2 Voilà la chose la plus drôle que l'on puisse penser ! il y aurait de quoi en rire, ou plutôt en pleurer, et tout à fait à juste titre. Est-ce que, par hasard, l'Ordre me commande de ne pas garder l'humilité ? Non ! il commande de faire chaque chose en due forme ; mais en ce qui concerne le respect envers moi, est-ce à moi à me montrer si empressée à examiner ce point de la Règle ? et, si l'on y regarde de près, j'observe tous les autres imparfaitement, et mon honneur n'en souffre en rien ; que d'autres veillent à mes intérêts quant à ce point, et que je ne m'en soucie pas ! Le fait est que, notre nature nous portant à monter (nous ne monterons pourtant pas au ciel de cette façon) nous ne voulons pas descendre. O Seigneur, Seigneur ! n'êtes-vous pas notre modèle et notre Maître ? Oui, vous l'êtes ! Eh bien, où avez-vous mis votre honneur, mon Roi ? l'avez-vous perdu, par hasard, en vous humiliant jusqu'à la mort ? Certainement pas, Seigneur, au contraire vous l'avez conquis, et tous peuvent en tirer profit.
3 Oh, pour l'amour de Dieu ! nous avons perdu le chemin nous avons fait fausse route dès le départ ; et plaise à Dieu qu'aucune âme ne se perde pour vouloir garder ces misérables points d'honneur, faute de comprendre en quoi consiste le véritable honneur ! Et nous en viendrons ensuite à penser que nous avons fait beaucoup si nous pardonnons un de ces petits riens qui ne nous a pas même offensées, et n'avait d'ailleurs rien à voir avec une offense. Et comme si nous avions fait quelque chose, nous viendrons demander au Père de nous pardonner, puisque nous avons pardonné. Faites-leur comprendre, Seigneur, qu'ils ne savent pas ce qu'ils disent et que, comme moi, ils se présentent devant vous les mains vides. Faites-le, Seigneur, au nom de votre miséricorde, et pour l'amour de vous ; car en vérité, Seigneur (puisque tout a une fin et que le châtiment est éternel), je ne vois rien à vous présenter qui soit digne d'obtenir une si grande faveur, si ce n'est le mérite de celui qui vous le demande ; et il a raison de le faire, car c'est toujours lui qui reçoit les affronts et les offenses.

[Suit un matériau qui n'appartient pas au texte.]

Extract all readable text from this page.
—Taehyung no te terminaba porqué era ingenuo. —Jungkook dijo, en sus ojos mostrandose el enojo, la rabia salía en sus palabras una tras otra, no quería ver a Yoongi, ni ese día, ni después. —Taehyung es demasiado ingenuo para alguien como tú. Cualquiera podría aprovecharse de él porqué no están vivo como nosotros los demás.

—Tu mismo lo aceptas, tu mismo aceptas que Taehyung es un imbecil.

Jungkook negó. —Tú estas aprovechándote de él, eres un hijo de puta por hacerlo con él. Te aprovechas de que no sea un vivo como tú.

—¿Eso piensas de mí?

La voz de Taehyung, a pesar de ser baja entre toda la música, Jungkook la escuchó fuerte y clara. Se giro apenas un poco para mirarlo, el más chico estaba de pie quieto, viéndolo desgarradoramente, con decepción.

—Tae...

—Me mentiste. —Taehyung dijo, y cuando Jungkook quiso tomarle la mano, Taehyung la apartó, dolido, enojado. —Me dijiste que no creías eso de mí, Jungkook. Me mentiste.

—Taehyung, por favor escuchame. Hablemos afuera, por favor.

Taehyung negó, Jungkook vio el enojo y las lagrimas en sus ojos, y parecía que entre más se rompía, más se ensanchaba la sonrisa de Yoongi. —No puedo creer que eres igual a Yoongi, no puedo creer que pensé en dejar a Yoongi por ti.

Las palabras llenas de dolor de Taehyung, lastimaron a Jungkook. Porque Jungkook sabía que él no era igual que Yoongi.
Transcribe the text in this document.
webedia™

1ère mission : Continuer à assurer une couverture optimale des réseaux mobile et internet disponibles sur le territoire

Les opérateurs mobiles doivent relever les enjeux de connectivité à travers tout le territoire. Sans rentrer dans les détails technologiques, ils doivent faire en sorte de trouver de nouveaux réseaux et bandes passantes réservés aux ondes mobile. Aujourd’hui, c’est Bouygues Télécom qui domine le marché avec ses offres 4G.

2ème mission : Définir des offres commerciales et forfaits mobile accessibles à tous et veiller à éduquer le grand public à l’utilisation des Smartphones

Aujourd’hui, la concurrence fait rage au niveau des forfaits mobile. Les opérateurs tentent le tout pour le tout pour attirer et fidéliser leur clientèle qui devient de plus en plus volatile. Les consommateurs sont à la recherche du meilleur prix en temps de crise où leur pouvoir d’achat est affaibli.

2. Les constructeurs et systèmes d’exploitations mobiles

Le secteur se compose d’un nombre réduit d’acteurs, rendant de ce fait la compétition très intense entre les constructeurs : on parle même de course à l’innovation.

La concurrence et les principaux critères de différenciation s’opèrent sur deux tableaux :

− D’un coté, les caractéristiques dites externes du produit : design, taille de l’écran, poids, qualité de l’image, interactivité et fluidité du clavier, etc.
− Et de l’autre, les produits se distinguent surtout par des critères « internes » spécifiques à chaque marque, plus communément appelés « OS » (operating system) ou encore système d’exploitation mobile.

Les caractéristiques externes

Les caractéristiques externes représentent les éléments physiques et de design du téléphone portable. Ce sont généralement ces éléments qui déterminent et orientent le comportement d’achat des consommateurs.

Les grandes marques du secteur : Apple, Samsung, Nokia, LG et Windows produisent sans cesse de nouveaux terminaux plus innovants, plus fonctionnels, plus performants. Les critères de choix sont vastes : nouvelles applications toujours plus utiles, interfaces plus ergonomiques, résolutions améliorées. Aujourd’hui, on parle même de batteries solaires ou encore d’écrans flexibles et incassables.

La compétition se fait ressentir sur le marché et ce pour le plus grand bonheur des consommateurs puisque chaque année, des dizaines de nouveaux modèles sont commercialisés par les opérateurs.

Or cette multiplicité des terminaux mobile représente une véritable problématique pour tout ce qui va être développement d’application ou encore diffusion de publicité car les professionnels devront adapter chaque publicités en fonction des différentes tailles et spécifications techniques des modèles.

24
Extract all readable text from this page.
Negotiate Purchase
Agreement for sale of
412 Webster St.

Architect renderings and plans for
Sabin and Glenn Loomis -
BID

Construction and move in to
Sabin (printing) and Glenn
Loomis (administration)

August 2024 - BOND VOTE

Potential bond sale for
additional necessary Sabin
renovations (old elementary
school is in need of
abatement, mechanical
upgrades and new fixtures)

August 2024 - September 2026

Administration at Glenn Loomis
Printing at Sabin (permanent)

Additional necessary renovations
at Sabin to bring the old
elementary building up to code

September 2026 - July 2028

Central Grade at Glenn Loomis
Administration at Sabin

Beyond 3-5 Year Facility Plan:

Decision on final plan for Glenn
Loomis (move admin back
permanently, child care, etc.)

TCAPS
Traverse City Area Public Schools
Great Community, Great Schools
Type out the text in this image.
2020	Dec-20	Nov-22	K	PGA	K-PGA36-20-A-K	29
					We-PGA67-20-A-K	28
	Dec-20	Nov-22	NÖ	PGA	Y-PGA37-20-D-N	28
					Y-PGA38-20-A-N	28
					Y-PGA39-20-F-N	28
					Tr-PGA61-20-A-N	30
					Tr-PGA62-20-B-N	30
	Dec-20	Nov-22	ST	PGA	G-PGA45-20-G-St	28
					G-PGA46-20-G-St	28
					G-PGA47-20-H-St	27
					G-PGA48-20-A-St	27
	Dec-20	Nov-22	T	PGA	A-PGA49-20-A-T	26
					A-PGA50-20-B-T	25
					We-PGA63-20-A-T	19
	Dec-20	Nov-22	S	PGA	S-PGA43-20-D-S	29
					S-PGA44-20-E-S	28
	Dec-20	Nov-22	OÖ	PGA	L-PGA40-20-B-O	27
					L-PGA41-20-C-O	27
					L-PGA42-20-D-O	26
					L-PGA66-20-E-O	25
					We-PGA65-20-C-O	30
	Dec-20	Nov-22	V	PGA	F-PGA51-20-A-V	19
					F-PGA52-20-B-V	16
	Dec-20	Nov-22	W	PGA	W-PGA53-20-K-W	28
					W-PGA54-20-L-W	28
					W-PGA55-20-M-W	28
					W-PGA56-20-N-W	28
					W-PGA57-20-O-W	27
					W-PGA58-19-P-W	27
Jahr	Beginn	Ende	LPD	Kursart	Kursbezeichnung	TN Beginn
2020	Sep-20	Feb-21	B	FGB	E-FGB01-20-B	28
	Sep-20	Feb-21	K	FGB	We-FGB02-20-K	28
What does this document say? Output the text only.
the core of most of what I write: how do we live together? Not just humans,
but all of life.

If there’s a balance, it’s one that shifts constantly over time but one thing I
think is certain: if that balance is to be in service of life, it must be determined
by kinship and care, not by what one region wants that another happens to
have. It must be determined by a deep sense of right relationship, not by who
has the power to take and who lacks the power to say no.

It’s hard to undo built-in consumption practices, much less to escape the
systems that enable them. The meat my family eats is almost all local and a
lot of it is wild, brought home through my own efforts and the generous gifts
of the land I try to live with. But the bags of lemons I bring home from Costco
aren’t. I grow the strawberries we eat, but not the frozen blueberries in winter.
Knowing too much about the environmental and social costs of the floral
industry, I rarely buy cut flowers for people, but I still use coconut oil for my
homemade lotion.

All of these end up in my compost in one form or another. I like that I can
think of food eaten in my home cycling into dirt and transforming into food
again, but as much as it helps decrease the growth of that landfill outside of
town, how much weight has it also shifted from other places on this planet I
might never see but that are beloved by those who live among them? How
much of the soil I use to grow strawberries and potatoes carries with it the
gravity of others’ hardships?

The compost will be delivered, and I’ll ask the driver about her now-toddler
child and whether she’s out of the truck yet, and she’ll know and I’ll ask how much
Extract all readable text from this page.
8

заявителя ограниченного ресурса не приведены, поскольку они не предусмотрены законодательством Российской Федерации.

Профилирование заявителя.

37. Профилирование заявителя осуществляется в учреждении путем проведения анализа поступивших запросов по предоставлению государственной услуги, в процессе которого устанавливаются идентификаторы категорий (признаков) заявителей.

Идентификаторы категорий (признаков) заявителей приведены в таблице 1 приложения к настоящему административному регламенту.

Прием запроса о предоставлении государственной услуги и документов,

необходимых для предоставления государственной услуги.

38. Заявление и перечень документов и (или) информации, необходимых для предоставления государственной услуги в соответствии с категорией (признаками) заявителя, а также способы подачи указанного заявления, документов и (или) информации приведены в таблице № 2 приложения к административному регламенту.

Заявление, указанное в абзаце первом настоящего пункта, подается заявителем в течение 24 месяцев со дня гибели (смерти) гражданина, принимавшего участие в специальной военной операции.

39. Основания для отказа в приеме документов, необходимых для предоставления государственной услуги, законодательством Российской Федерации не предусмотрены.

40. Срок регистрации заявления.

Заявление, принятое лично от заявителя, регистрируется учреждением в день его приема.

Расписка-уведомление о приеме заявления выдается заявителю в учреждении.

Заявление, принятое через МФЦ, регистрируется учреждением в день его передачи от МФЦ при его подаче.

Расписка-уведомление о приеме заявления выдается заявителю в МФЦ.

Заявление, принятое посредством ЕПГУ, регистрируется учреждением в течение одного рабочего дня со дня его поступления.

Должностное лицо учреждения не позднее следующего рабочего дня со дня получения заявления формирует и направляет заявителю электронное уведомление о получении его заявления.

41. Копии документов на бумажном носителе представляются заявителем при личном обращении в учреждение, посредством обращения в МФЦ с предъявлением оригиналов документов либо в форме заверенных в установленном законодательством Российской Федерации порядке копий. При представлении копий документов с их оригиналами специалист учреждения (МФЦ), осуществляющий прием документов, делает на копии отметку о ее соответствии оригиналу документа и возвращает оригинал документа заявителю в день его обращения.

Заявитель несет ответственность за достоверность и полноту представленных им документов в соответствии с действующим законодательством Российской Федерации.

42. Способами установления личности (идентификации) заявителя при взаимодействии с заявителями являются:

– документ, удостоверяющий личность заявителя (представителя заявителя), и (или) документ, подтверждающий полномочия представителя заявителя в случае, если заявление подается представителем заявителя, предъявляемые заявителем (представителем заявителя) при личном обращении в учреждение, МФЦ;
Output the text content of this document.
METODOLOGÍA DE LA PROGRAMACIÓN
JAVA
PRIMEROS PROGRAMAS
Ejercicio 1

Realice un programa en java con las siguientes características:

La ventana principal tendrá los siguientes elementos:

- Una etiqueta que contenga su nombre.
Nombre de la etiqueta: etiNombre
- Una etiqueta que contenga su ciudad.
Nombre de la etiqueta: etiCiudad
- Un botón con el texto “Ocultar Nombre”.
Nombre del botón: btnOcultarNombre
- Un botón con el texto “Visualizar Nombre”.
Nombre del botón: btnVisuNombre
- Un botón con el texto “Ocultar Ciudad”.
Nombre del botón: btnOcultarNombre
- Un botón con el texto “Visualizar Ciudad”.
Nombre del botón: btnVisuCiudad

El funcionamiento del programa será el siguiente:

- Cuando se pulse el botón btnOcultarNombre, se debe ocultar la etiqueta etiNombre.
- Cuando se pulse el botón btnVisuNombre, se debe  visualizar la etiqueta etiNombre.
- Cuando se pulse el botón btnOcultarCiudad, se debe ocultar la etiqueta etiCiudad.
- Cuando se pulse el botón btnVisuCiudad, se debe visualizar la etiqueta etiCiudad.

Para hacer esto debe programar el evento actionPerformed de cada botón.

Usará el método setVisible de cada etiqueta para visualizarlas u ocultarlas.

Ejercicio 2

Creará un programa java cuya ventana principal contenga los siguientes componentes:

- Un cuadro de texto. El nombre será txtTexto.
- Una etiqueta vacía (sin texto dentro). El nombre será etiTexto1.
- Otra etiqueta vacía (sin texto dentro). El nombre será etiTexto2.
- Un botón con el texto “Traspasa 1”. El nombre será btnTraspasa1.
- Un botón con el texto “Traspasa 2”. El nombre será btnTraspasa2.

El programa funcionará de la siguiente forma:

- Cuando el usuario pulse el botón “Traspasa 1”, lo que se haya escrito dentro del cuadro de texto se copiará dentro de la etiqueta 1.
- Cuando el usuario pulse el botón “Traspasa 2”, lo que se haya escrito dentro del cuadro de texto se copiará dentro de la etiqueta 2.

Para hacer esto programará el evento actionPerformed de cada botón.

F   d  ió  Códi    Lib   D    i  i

4 Mais comme le Seigneur doit apprécier que nous nous aimions les unes les autres ! Car en lui donnant notre volonté, nous lui avons tout donné - et à juste titre -, et cela ne peut se faire sans amour. Voyez, mes soeurs, combien il est important que nous nous aimions les unes les autres et que nous soyons en paix, car de toutes les choses que nous avons données, ou qu'en notre nom il a données à son Père, le Seigneur a mis celle-là à la première place ; il aurait pu dire : " Parce que nous vous aimons, et supportons des épreuves, et voulons les supporter pour vous, ou parce que nous jeûnons, ou parce que nous faisons telle ou telle bonne action " (car nous aimons Dieu et avons remis notre volonté dans la sienne), et pourtant il n'a mentionné que celle-là. Peut-être est-ce parce qu'il nous sait si attachées à ce misérable point d'honneur, si incapables de supporter quoi que ce soit pour l'Amour de lui, qu'il la signale avant toute autre comme étant la plus difficile à obtenir de nous. Et elle est si difficile, qu'après avoir demandé pour nous tant de faveurs, il l'offre à son Père de notre part.